SULPHUR SPRINGS  I. T.

BECOMES PLATT NATIONAL PARK IN 1906

In 1902 and 1904, the federal government seized the middle of Sulphur Springs I. T. to create the Sulphur Springs Reservation.  Here are some photos of the early years of the town and the park and the effort to create the new reservation.


 

 

This 1902 photo is of Sulphur Springs as it appeared in the map above.  The White Sulphur Inn is the large building in the center - top of the photo.  Park Supt. Joseph Swords is in the carriage - bottom, right.  The pyramid shaped roof, bottom left, is Hillside Springs.

 

As the government assumed control of the town of Sulphur, the property owners had to move their buildings outside the park boundary.  This meant that stores, houses and even churches had to be moved.  Here a church is being pulled across Rock Creek by means of a steam powered tractor.  Note the band on the right with the musical instruments.  We wonder if they were singing "Shall we gather at the river"?

 

Shanty Row sat along the south bank of Sulphur (Travertine) Creek where Lincoln Bridge is today.

 

This 1901 photo shows well dressed visitors to the Bromide Springs.

 

This 1901 photo is of a BBQ in Sulphur Springs.  Note how well dressed the visitors are.

 

This photo shows Big Tom and Arsenic Springs in the new pavilion building built by the park.  The "X" bracing was added to the building after a tornado hit the building in 1908.

 

This Suspension Bridge was built in 1908.  The Bromide Spring Pavilion, on the right, was built in 1907.  Both were destroyed in the Great Flood of 1916 when a dam burst upstream on Rock Creek and sent torrents of water, mud, trees and houses down stream.

 

After the Suspension Bridge was destroyed in the 1916 flood, this Iron Bridge was built in 1909 to replace it.  The bridge was removed in 1941 as part of the Park Service's new landscaping policy of "Boulder and Beam" which was more natural.  Contrary to popular belief, it was not removed for the "scrap steel drives" of World War II.  It was decided to remove the bridge in 1938 but it was not removed until 1941.

 

The Bland Hotel was started in 1902 being one of the grandest hotels in Indian Territory.  When the government took the second parcel of land in 1904, the hotel was never completed and sold to the government for $50,000.  It sat where the buffalo pasture is located today.  The former owners of the Bland later built the Artesian Hotel.

 

Superintendent Greene was a bridge builder.  In 1909, he had the Lincoln Bridge, above, the Washington Bridge and the Suspension Bridge built.

 

The Washington Bridge was built across Rock Creek on Davis Avenue (Broadway).  This photo was taken in 1909 during the grand opening of the bridge.

 

The Sulphur Springs Railroad, built in 1902, brought thousands of visitors to the new park every weekend.

 

This photo taken in 1908 shows the Leeper House which was converted to the new park headquarters.  On the far left is Ranger Forest Townsley, Supt.

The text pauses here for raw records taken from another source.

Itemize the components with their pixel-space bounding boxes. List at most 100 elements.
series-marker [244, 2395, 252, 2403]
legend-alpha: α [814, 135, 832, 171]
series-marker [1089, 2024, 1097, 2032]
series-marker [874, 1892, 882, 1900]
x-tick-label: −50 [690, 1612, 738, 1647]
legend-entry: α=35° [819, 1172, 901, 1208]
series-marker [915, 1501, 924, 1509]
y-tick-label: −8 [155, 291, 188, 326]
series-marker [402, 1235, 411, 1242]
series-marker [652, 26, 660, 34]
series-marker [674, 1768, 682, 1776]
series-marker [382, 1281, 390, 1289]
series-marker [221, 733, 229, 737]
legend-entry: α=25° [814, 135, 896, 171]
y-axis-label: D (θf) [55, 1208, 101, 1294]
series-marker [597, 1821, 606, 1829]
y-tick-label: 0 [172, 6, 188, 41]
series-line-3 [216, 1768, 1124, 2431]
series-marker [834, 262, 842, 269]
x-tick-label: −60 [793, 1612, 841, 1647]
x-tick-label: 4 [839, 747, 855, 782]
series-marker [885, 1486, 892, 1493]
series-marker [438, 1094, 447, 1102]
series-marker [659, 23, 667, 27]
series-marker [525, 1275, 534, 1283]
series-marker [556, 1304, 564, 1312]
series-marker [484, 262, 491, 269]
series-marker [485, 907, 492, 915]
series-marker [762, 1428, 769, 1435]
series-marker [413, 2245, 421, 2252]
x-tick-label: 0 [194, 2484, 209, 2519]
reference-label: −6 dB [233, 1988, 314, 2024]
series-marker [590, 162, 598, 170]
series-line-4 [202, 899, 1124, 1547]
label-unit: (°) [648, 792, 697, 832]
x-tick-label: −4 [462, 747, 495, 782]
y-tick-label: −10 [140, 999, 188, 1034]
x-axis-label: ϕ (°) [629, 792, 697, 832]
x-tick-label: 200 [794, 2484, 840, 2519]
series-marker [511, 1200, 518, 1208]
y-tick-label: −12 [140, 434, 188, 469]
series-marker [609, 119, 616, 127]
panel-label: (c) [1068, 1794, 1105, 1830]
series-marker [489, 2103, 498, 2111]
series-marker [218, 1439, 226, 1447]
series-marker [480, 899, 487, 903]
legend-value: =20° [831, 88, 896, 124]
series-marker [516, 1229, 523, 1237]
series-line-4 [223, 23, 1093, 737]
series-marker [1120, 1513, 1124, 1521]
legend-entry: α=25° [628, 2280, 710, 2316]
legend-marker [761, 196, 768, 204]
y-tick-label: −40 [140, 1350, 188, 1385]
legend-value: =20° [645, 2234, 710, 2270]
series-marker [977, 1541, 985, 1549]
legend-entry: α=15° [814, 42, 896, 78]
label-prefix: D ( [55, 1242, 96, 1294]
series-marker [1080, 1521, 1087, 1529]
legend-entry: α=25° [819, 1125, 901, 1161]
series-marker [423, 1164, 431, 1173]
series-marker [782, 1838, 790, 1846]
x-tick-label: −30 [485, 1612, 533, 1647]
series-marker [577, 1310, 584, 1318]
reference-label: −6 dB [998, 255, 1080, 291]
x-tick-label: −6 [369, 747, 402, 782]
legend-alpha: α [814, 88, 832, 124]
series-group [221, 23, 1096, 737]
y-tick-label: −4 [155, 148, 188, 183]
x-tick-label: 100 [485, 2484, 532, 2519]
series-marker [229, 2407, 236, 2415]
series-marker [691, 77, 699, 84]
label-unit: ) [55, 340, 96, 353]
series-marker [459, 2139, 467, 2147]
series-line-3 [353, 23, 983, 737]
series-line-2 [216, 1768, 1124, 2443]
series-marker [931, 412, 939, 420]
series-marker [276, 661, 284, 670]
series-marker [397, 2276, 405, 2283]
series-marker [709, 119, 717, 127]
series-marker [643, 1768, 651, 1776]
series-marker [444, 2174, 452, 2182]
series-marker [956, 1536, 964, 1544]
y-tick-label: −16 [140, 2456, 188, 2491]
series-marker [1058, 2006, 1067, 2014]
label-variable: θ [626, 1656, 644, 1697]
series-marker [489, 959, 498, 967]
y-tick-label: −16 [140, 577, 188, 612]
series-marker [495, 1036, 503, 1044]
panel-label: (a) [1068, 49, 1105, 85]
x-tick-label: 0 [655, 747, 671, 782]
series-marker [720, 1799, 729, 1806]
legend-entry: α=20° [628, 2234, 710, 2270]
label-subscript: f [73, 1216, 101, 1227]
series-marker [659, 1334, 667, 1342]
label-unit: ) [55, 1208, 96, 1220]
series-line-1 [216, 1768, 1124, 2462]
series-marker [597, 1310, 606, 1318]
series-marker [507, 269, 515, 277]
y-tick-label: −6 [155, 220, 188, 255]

Greene is second from the left and Ranger Robert Earl if far right.  Note the very fine horses that the rangers rode.

 

This photo taken about 1912 (there are 48 stars on the flag) shows the Leeper House.  The Leeper Brothers were lumber dealers in Sulphur and first built this house in the 1890's for a hunting lodge.

 

These early campers in the Reservation pose for a picture.  Notice how well dressed they are with coat and tie.  Also, it is interest to note the stove pipe sticking out the side of the wagon.  This must have been a 1900 model of the Winnebago.

 

Flower Park with the new Lincoln Bridge in the background about 1909.

 

This wooden footbridge was used in the early days before Lincoln Bridge was built across Travertine Creek.

 

In this scene is the first Pavilion Springs building in the center.  The smaller pavilion on the left is Townsley Springs or "Merry Widow Spring" as it was known locally.  the large building on top of the hill is the Bland Hotel.  You are looking south in this photo.  The year is about 1904.

 

This scene is of a rotary rig drilling an artesian well in new Sulphur.  After the citizens were evicted from the Park, they had no drinking water.  All the springs and wells were inside the boundary of the new Reservation.  The area where the citizens were forced to move was solid rock and hand digging wells was impossible.  At one time, there were 45 drilled artesian wells in Sulphur.

 

After the artesian wells were drilled, this is how most were fitted and appeared.  Citizens from all around the neighborhood came to get their domestic water.

 


Contributed by Dennis Muncrief, February 2008.